The Birth of a Nation unfolds in two phases. The first takes place prior to the American Civil War, viewed here as an idyllic time when the Northern Stoneman family are friends with the Southern Camerons. The two families are bound to come together – the eldest Stoneman son, Phil (Elmer Clifton) falls in love with Margaret Cameron (Miriam Cooper), and Ben Cameron (Henry B. Walthall) becomes infatuated with Elsie Stoneman (Lillian Gish) – but when the war breaks out, the two families find themselves fighting on opposite sides. Both families lose members during the war and Ben is injured but ultimately survives after receiving treatment in a Northern hospital, where he is nursed by Elsie. The effort is almost wasted, as Ben is slated to be hanged for fighting for the Confederate army, but his mother is able to persuade none other than Abraham Lincoln (Joseph Henabery) himself to give him a pardon.
The war comes to a close but with the assassination of Lincoln, Northern politicians become determined to impose the harshest of punishments on the South and the film moves into its second phase, which details the Reconstruction era. Austin Stoneman (Ralph Lewis), the patriarch of the family, and his protégé Silas Lynch (George Siegmann) lead the charge, pushing through the elections of black politicians into the legislature. When legislation is passed allowing mixed-race marriages, Ben and other Southern men decide to take a stand by forming the Ku Klux Klan and setting things back to right.

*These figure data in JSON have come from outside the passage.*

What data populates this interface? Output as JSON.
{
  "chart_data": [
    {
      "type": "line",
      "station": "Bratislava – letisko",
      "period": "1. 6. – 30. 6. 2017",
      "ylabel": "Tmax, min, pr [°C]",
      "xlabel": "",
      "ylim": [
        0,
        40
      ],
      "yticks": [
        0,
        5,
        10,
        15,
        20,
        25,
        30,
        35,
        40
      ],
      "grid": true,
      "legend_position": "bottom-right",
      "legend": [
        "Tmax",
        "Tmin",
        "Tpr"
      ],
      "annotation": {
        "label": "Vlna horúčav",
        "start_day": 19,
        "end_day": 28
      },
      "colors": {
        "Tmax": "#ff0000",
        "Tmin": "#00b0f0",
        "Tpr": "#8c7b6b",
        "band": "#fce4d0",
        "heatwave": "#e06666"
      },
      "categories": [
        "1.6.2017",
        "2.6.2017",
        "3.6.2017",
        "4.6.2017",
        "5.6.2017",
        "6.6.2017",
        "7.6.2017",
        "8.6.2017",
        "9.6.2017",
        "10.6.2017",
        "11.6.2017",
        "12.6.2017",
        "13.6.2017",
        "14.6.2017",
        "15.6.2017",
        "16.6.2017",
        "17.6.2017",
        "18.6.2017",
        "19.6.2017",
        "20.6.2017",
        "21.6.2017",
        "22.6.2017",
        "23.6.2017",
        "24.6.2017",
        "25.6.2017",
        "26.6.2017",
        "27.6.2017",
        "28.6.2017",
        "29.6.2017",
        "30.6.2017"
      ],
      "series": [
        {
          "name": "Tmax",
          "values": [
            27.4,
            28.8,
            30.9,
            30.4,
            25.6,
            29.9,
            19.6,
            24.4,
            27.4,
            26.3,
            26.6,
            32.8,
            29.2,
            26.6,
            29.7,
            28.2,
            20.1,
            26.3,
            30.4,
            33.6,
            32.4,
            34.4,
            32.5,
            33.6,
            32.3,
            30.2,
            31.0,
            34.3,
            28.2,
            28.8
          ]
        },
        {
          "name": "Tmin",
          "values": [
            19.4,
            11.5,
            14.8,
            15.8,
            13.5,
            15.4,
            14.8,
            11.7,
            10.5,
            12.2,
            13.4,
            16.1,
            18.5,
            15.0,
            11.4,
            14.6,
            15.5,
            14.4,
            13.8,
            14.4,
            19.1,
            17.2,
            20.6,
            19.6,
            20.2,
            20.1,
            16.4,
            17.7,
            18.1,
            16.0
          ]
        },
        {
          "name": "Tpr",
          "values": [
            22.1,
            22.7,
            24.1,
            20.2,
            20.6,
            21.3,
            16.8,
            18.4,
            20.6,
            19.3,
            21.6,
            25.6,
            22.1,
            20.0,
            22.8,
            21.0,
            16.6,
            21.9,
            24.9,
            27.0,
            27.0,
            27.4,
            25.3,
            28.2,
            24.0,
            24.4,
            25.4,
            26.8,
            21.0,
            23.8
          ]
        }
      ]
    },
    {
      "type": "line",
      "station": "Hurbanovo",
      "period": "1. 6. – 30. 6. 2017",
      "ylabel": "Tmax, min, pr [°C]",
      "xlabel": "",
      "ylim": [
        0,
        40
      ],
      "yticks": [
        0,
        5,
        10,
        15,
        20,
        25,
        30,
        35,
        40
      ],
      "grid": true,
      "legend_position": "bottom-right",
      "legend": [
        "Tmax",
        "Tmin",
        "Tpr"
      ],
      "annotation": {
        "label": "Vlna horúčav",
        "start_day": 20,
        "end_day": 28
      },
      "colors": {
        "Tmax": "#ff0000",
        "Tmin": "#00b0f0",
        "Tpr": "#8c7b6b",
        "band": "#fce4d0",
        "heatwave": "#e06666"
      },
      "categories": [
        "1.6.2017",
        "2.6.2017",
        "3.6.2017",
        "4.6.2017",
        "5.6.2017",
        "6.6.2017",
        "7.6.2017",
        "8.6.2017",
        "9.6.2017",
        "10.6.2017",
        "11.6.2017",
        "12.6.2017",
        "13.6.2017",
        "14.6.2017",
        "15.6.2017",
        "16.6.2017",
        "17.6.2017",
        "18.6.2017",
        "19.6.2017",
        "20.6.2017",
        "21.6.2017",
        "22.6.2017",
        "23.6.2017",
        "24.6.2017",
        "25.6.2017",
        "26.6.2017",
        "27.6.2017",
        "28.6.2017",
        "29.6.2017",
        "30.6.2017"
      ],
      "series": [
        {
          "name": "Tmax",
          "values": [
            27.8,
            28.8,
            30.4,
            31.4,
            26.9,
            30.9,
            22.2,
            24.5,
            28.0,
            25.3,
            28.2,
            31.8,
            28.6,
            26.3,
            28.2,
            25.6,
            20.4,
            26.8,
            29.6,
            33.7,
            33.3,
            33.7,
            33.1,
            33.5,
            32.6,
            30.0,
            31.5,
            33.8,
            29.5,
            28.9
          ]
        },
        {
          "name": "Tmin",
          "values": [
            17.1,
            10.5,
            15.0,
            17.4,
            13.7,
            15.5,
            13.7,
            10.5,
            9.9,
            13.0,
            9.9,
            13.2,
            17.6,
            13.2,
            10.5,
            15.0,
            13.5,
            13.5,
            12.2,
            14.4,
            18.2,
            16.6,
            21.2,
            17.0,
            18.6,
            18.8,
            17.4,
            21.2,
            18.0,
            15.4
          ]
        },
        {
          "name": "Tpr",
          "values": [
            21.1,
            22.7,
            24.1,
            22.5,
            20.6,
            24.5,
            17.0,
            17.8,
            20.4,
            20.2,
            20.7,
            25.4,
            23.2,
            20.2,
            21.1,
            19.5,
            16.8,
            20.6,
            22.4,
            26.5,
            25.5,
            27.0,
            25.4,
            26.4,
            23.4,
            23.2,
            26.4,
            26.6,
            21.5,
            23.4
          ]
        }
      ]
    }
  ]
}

Nothing about the movie is racially sensitive, but it isn’t until the half dealing with Reconstruction that it truly earns the controversy that follows it everywhere. The black politicians are depicted as lazy and drunken, the white abolitionist politicians like Austin are depicted as ridiculous, vain and power hungry in contrast to the noble white Southerners. The second half is explicitly driven by white male fears of white female chastity, of the need to protect white women from rape at the hands of lustful black men. In one scene Ben’s sister is pursued by a black man and jumps off a cliff to evade him. In another, Elsie is nearly forced into marriage to Silas, referred to throughout as a mulatto. The members of the Ku Klux Klan are portrayed like medieval knights, their brutality towards the ravenous black hordes an extension of their chivalry towards women.
The politics that inform The Birth of a Nation are indisputably ugly and the film had real life consequences that continue to mark it. The film helped inspire a resurgence of the Ku Klux Klan and was even used as a recruiting film up until the 1970s. It is also said to have inspired riots in some of the cities where it was shown and an increase of white on black violence. As a result it was banned in many cities, though it still managed to become the greatest box office success of its era. So great was the controversy around the film that Griffith made Intolerance: Love’s Struggle Through the Ages as a means of responding to the criticism. It really can’t be separated from the controversy because the controversial elements are so deeply embedded into it; it’s not simply something that can be written off as being the product of “another time, another mindset” because even at the time of its release, many thought its point-of-view was reprehensible and hateful.
That being said, however, The Birth of a Nation remains a watershed film in its technical aspects. In a technical sense, it is a masterpiece and one of the most important films ever made. The art of filmmaking was still in its infancy when Griffith started shooting The Birth of the Nation in 1914 and the cinematic innovations contained within this film cannot be denied. The war scenes are wonderfully crafted and executed and the scene in which the Klan rides to the rescue of Elsie, despite its ideological implications, is also technically well done. Cameras didn’t really move in this era of filmmaking but Griffith is able to work around that, framing, unfolding and cutting in such a way that it gives a sense of movement to a sequence of shots. The Birth of a Nation is a film that should be seen by anyone with an interest in film history and it’s a film whose craft deserves to be celebrated even though it espouses hateful ideas.